BLUE ASH POLICE are going modern. They paired up with Sycamore Schools to design a new cop car. Out of about 20 participants, Abi Patel’s design won and will be featured on a news Blue Ash Police Department SUV.

It is not often that high school students get an opportunity to design something that has an impact on their community. However, Sycamore High School students received this opportunity when the Blue Ash Police Department proposed a contest for designing cop car logos.

   Blue Ash Police collaborated with Sycamore School’s design students to create new designs for their police cruiser. And out of about 20 students, Abi Patel’s design was selected.

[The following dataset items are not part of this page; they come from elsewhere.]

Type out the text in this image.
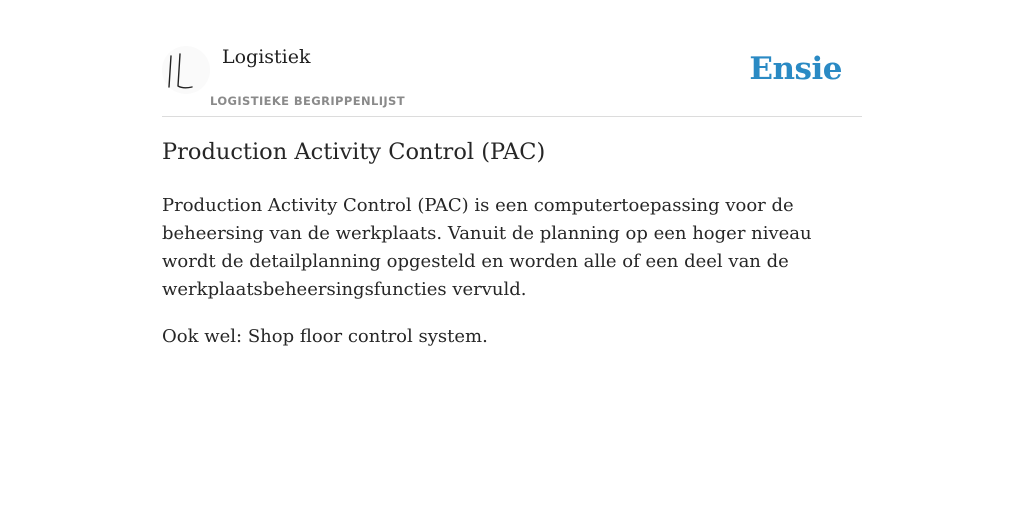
Logistiek
LOGISTIEKE BEGRIPPENLIJST
Ensie
Production Activity Control (PAC)

Production Activity Control (PAC) is een computertoepassing voor de beheersing van de werkplaats. Vanuit de planning op een hoger niveau wordt de detailplanning opgesteld en worden alle of een deel van de werkplaatsbeheersingsfuncties vervuld.

Ook wel: Shop floor control system.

   His design prints the words “Blue Ash” in white with the police badge near the top windows and “Police” in large, dark grey letters underneath on a black SUV. Finally, the design features one blue stripe underneath, creating a very minimalistic, simple, and clean look. Abi Patel, 12, said, “I decided to go with something bold and more modern.”

   Patel also won a $500 scholarship to be used for college. Abi Patel is considering Xavier and the University of Cincinnati as possible schools but isn’t planning on looking into any design programs unless he needs to.

   The most important lesson that students learned from this was the process of how design programs will work in the future outside of Sycamore Schools. Patel described his experience working with the Police Department as “easy and simple…they would tell me the changes they wanted me to make and I would just go back and forth, quickly make the changes, and send it over to them.” The process started all the way back in the fall of 2019 and was a long time coming. The students of Graphic Design 1 first tried the designs as a homework assignment. Then the results were narrowed down, eventually to Abi’s.  

   The process was long and arduous. Ms. Elise Williams, the design teacher, said “Abi spent the winter of 2019 and spring of 2020 submitting numerous different renditions”. Patel collaborated with Chief Scott Noel and other officers, sending back and forth designs and edits. Chief Noel told Fox19 news that the process was a lot of “paring down” and in the end, they “put [the designs] out on the table in the briefing room” for officers to decide on.

   All of the students ended up learning the trial and error way of getting designs approved in the “real world”. They had to communicate with people outside of school, collaborate with teachers and students, and spend time doing research to come up with a good idea. This goes to show that so much work goes into something as seemingly simple as a cop car design.

   “It has been a wonderful life experience for Abi and my other students who have watched it unfold,” Ms.Williams said.